Он знал меньше всех и потому задавал много лишних вопросов.
Цезарь пожал плечами:
– Я так решил.
– Как легаты узнали о твоих планах?
– В октябре я был в Косматой Галлии и, естественно, виделся с ними.
– Значит, ты уже тогда все спланировал?
– Дорогой мой Целий, – терпеливо пустился в объяснения Цезарь, – Рубикон всегда был одним из вариантов. Но – самым нежелательным. И, как тебе хорошо известно, я прилагал все силы, чтобы дело до этого не дошло. Однако лишь дурак не рассматривает все стратегические ходы. Скажем так, к октябрю я считал Рубикон скорее вероятностью, чем единственным выходом из положения.
Целий снова открыл рот, но тут же закрыл – после тычка Куриона.
– А что же теперь? – спросил Квинт Кассий.
– Думаю, что мои противники поработали плохо и что простому люду я нравлюсь больше, чем они и Помпей, – сказал Цезарь, отправляя в рот кусок хлеба, обмакнутый в масло. Он разжевал его, проглотил и снова заговорил: – Я намерен разделить наш тринадцатый. Антоний, ты возьмешь пять младших когорт и без проволочек пойдешь к Арретию, чтобы присматривать за Кассиевой дорогой. Курион, ты с тремя когортами останешься здесь, пока не получишь приказ идти к Игувию, чтобы выбить оттуда Терма. Я же возьму две старшие когорты и пойду дальше – в Пицен.
– Это всего лишь тысяча солдат, Цезарь! – хмуро заметил Поллион.
– Этого должно хватить. А если не хватит, я призову Куриона. Он остается здесь на какое-то время именно для того.
– Все правильно, – произнес раздумчиво Гирций. – Имеет значение не количество солдат, а качества командующего. Вероятно, Аттий Вар окажет какое-то сопротивление. Но Терм, Гирр и Лентул Спинтер? Они не способны вести за собой даже овцу на веревке.

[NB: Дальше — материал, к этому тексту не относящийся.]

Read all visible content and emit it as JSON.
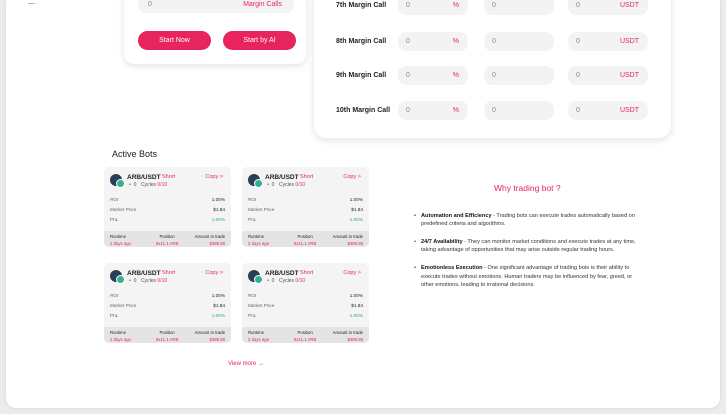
{
  "strategy": {
    "margin_field": {
      "value": "0",
      "unit": "Margin Calls"
    },
    "start_now_label": "Start Now",
    "start_ai_label": "Start by AI"
  },
  "margin_calls": [
    {
      "label": "7th Margin Call",
      "price": "0",
      "price_unit": "%",
      "amount": "0",
      "total": "0",
      "total_unit": "USDT"
    },
    {
      "label": "8th Margin Call",
      "price": "0",
      "price_unit": "%",
      "amount": "0",
      "total": "0",
      "total_unit": "USDT"
    },
    {
      "label": "9th Margin Call",
      "price": "0",
      "price_unit": "%",
      "amount": "0",
      "total": "0",
      "total_unit": "USDT"
    },
    {
      "label": "10th Margin Call",
      "price": "0",
      "price_unit": "%",
      "amount": "0",
      "total": "0",
      "total_unit": "USDT"
    }
  ],
  "active_bots": {
    "title": "Active Bots",
    "bots": [
      {
        "pair": "ARB/USDT",
        "side": "Short",
        "copy": "Copy >",
        "users": "0",
        "cycles_label": "Cycles",
        "cycles": "0/10",
        "roi_label": "ROI",
        "roi": "1.00%",
        "market_label": "Market Price",
        "market": "$1.84",
        "pnl_label": "PnL",
        "pnl": "1.00%",
        "runtime_label": "Runtime",
        "runtime": "2 days ago",
        "position_label": "Position",
        "position": "8x11.1 ARB",
        "amount_label": "Amount in trade",
        "amount": "$389.88"
      },
      {
        "pair": "ARB/USDT",
        "side": "Short",
        "copy": "Copy >",
        "users": "0",
        "cycles_label": "Cycles",
        "cycles": "0/10",
        "roi_label": "ROI",
        "roi": "1.00%",
        "market_label": "Market Price",
        "market": "$1.84",
        "pnl_label": "PnL",
        "pnl": "1.00%",
        "runtime_label": "Runtime",
        "runtime": "2 days ago",
        "position_label": "Position",
        "position": "8x11.1 ARB",
        "amount_label": "Amount in trade",
        "amount": "$389.88"
      },
      {
        "pair": "ARB/USDT",
        "side": "Short",
        "copy": "Copy >",
        "users": "0",
        "cycles_label": "Cycles",
        "cycles": "0/10",
        "roi_label": "ROI",
        "roi": "1.00%",
        "market_label": "Market Price",
        "market": "$1.84",
        "pnl_label": "PnL",
        "pnl": "1.00%",
        "runtime_label": "Runtime",
        "runtime": "2 days ago",
        "position_label": "Position",
        "position": "8x11.1 ARB",
        "amount_label": "Amount in trade",
        "amount": "$389.88"
      },
      {
        "pair": "ARB/USDT",
        "side": "Short",
        "copy": "Copy >",
        "users": "0",
        "cycles_label": "Cycles",
        "cycles": "0/10",
        "roi_label": "ROI",
        "roi": "1.00%",
        "market_label": "Market Price",
        "market": "$1.84",
        "pnl_label": "PnL",
        "pnl": "1.00%",
        "runtime_label": "Runtime",
        "runtime": "2 days ago",
        "position_label": "Position",
        "position": "8x11.1 ARB",
        "amount_label": "Amount in trade",
        "amount": "$389.88"
      }
    ],
    "view_more": "View more →"
  },
  "why": {
    "title": "Why trading bot ?",
    "points": [
      {
        "heading": "Automation and Efficiency",
        "text": " - Trading bots can execute trades automatically based on predefined criteria and algorithms."
      },
      {
        "heading": "24/7 Availability",
        "text": " - They can monitor market conditions and execute trades at any time, taking advantage of opportunities that may arise outside regular trading hours."
      },
      {
        "heading": "Emotionless Execution",
        "text": " - One significant advantage of trading bots is their ability to execute trades without emotions. Human traders may be influenced by fear, greed, or other emotions, leading to irrational decisions."
      }
    ]
  },
  "colors": {
    "accent": "#e8245d",
    "positive": "#23b463"
  }
}
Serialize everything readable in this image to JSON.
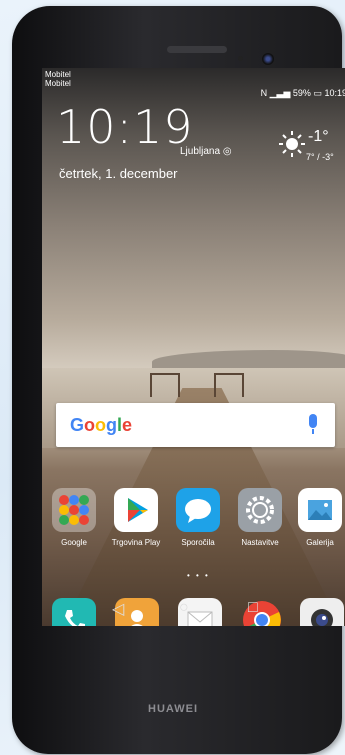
{
  "status_bar": {
    "carrier_line1": "Mobitel",
    "carrier_line2": "Mobitel",
    "battery": "59%",
    "time": "10:19"
  },
  "lockscreen": {
    "clock": "10:19",
    "city": "Ljubljana",
    "date": "četrtek, 1. december",
    "weather": {
      "temp": "-1°",
      "range": "7° / -3°",
      "icon": "sun-icon"
    }
  },
  "search_bar": {
    "logo": "Google",
    "icon": "mic-icon"
  },
  "apps": [
    {
      "label": "Google",
      "icon": "google-folder-icon"
    },
    {
      "label": "Trgovina Play",
      "icon": "play-store-icon"
    },
    {
      "label": "Sporočila",
      "icon": "messages-icon"
    },
    {
      "label": "Nastavitve",
      "icon": "settings-icon"
    },
    {
      "label": "Galerija",
      "icon": "gallery-icon"
    }
  ],
  "dock": [
    "phone-icon",
    "contacts-icon",
    "email-icon",
    "chrome-icon",
    "camera-icon"
  ],
  "nav": {
    "back": "◁",
    "home": "○",
    "recents": "□"
  },
  "brand": "HUAWEI",
  "colors": {
    "google_blue": "#4285f4",
    "messages": "#1ea2e8",
    "phone": "#21b9b3",
    "contacts": "#f0a33a"
  }
}
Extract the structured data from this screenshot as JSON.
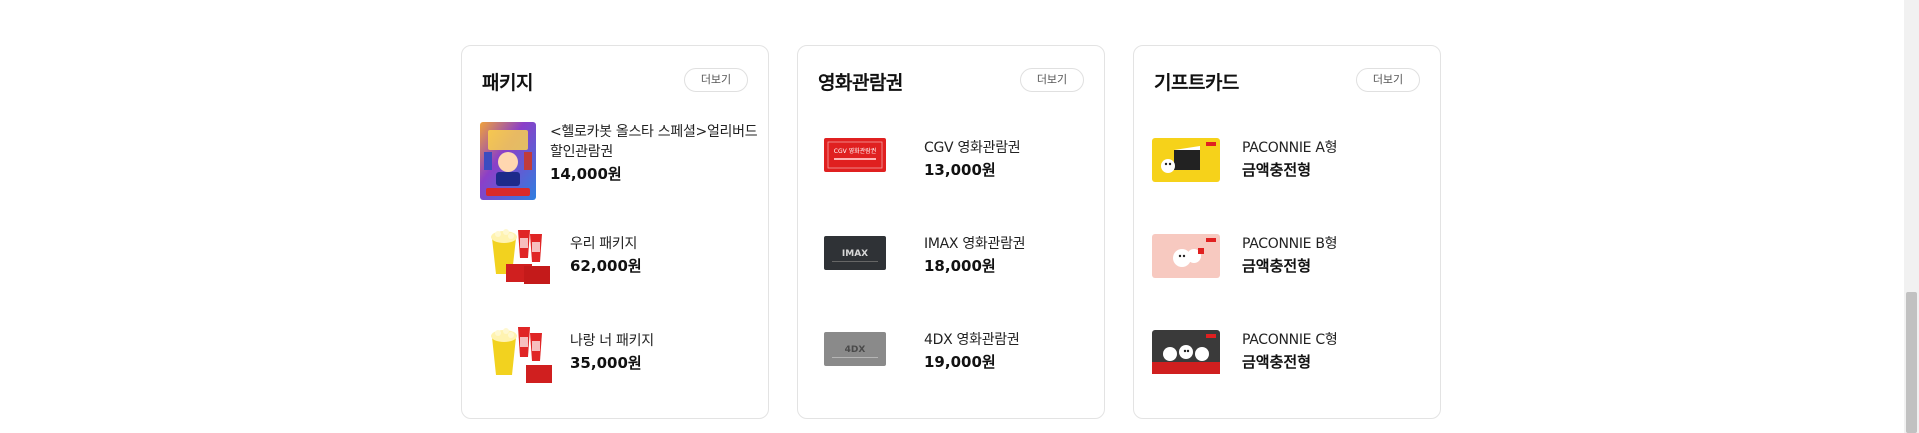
{
  "sections": [
    {
      "title": "패키지",
      "more_label": "더보기",
      "items": [
        {
          "name": "<헬로카봇 올스타 스페셜>얼리버드 할인관람권",
          "price": "14,000원"
        },
        {
          "name": "우리 패키지",
          "price": "62,000원"
        },
        {
          "name": "나랑 너 패키지",
          "price": "35,000원"
        }
      ]
    },
    {
      "title": "영화관람권",
      "more_label": "더보기",
      "items": [
        {
          "name": "CGV 영화관람권",
          "price": "13,000원",
          "thumb_text": "CGV 영화관람권"
        },
        {
          "name": "IMAX 영화관람권",
          "price": "18,000원",
          "thumb_text": "IMAX"
        },
        {
          "name": "4DX 영화관람권",
          "price": "19,000원",
          "thumb_text": "4DX"
        }
      ]
    },
    {
      "title": "기프트카드",
      "more_label": "더보기",
      "items": [
        {
          "name": "PACONNIE A형",
          "price": "금액충전형"
        },
        {
          "name": "PACONNIE B형",
          "price": "금액충전형"
        },
        {
          "name": "PACONNIE C형",
          "price": "금액충전형"
        }
      ]
    }
  ],
  "colors": {
    "cgv_red": "#e02020",
    "imax_dark": "#2f3236",
    "fourdx_gray": "#8a8a8a",
    "paconnie_a_yellow": "#f6d21a",
    "paconnie_b_pink": "#f7c9c0",
    "paconnie_c_dark": "#3a3a3a",
    "card_border": "#e3e3e3"
  }
}
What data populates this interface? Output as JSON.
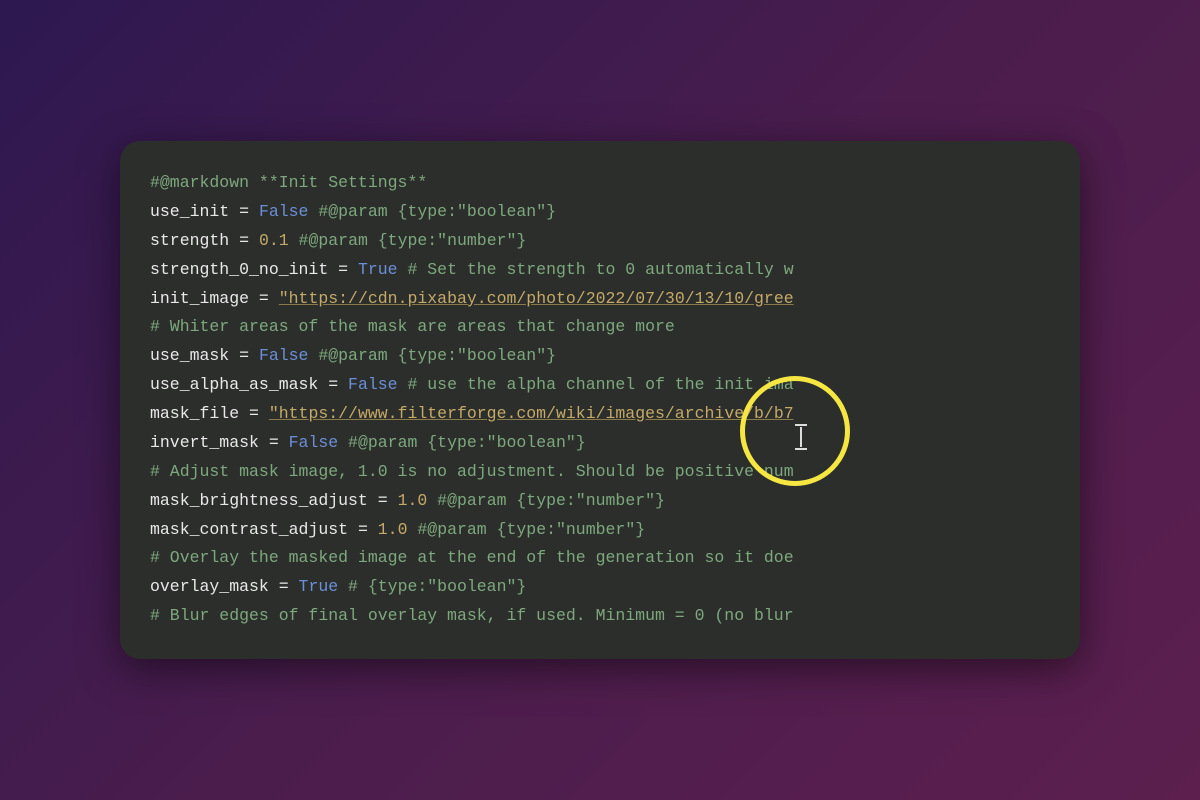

– Твои слова напомнили мне, что надо бы написать Авлу Габинию, – сказал Цезарь. – Пора наконец вернуть из ссылки этого доблестного воина.
– А Милона? – попытался похлопотать за приятеля Целий.
– Милона – нет, – коротко бросил Цезарь, и на этом трапеза завершилась.
– Ты заметил, – сказал Целий чуть позже, обращаясь к Поллиону, – что он говорит так, словно возвращать из ссылки людей в его власти? Похоже, он верит в победу.
– Он не верит, – сказал в ответ Поллион. – Он точно знает, что победит.
– Но ведь на все воля богов, Поллион!
– А кто их любимец? – спросил Поллион, улыбаясь. – Помпей? Катон? Ерунда! Удача сопутствует тем, кто ее не упускает. Шансы на благосклонность Фортуны имеются у любого. Но мы, слепцы, их не видим. А он видит все. И обращает все обстоятельства в свою пользу. Вот почему он любимец богов. Им нравятся умные люди.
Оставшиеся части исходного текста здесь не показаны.